Outra professora refere que podem entrar, picar o ponto, sentar-se em frente a um computador e passar horas sem fazer praticamente nada. Isto demonstra, na sua óptica, que essa medida não garante controlo sobre o desempenho da classe. Pelo que, diz, os aspectos elencados deveriam ser analisados de forma adequada antes da tomada de decisão.

A medida, conforme um terceiro docente abordado pelo Mindelinsite, está a criar um clima de insatisfação interna. Isto porque, diz, a UniPiaget pretende tratar a classe docente como trabalhadores mecânicos, que executam basicamente as mesmas tarefas. “Fizemos uma reivindicação sobre esta matéria, a administração recorreu a um conjunto de outras iniciativas e conseguiu levar adiante a medida, que entra em vigor no dia 1 de setembro. Há vários professores insatisfeitos, mas outros que não se pronunciam por diferentes motivos: há aqueles que são novos na instituição e há reformados que não aderem a essa contestação”, informa.

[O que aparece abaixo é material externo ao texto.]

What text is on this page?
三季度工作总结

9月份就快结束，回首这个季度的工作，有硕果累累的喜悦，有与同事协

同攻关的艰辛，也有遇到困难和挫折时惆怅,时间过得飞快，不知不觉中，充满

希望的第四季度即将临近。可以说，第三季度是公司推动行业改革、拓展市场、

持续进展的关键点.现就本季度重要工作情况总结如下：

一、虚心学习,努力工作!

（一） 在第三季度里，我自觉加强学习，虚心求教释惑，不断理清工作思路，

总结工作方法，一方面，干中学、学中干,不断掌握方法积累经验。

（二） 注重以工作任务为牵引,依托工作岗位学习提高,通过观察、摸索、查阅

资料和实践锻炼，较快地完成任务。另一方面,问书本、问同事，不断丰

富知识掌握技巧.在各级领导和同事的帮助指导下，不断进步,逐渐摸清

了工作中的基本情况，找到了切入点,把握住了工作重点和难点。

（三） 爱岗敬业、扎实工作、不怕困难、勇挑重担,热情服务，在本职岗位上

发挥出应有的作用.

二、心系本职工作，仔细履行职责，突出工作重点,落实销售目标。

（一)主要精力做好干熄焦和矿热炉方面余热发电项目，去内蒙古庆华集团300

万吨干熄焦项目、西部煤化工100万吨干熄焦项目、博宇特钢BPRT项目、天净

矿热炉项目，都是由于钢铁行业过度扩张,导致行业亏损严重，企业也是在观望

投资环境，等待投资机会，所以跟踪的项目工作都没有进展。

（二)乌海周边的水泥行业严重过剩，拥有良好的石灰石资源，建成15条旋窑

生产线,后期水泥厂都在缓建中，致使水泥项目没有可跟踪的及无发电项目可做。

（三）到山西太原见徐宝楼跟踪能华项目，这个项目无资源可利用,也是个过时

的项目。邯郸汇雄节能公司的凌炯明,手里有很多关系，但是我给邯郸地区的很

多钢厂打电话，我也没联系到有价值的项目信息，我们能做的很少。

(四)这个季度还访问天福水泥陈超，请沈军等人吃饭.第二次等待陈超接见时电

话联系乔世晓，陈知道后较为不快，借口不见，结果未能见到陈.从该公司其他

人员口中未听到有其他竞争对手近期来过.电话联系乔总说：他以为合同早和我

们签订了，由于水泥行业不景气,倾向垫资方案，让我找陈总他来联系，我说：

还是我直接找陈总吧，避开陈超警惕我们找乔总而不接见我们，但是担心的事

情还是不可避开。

Alguns colegas, adianta esta fonte, falaram em boicotar a medida, mas deixa claro que são obrigados a picar ponto porque a medida teve o apoio da própria Direção-Geral do Trabalho. Logo, quem negar, pode sofrer consequências.

No geral, os docentes abordados pela nossa reportagem consideram a decisão uma falta de confiança da universidade nos seus professores. Salientam que nas outras administrações os docentes-investigadores tinham mais autonomia na organização das suas tarefas, sem que isso interferisse no funcionamento da instituição. Agora, dizem, a administração e a reitoria implementaram um regulamento interno, que determina que os docentes a tempo integral têm de cumprir sete horas dentro do espaço académico. “A questão central permanece: o que deve ser medido – a presença física ou o trabalho efectivamente realizado?”, pergunta uma professora. A mesma sublinha que a UniPiaget resolveu tomar a medida numa altura em que escasseia alunos, enfrenta dificuldades financeiras e corre o risco de perder docentes.

A nossa redação abordou a Universidade, mas fomos informados que a administradora está em gozo de férias, pelo que poderá reagir mais tarde.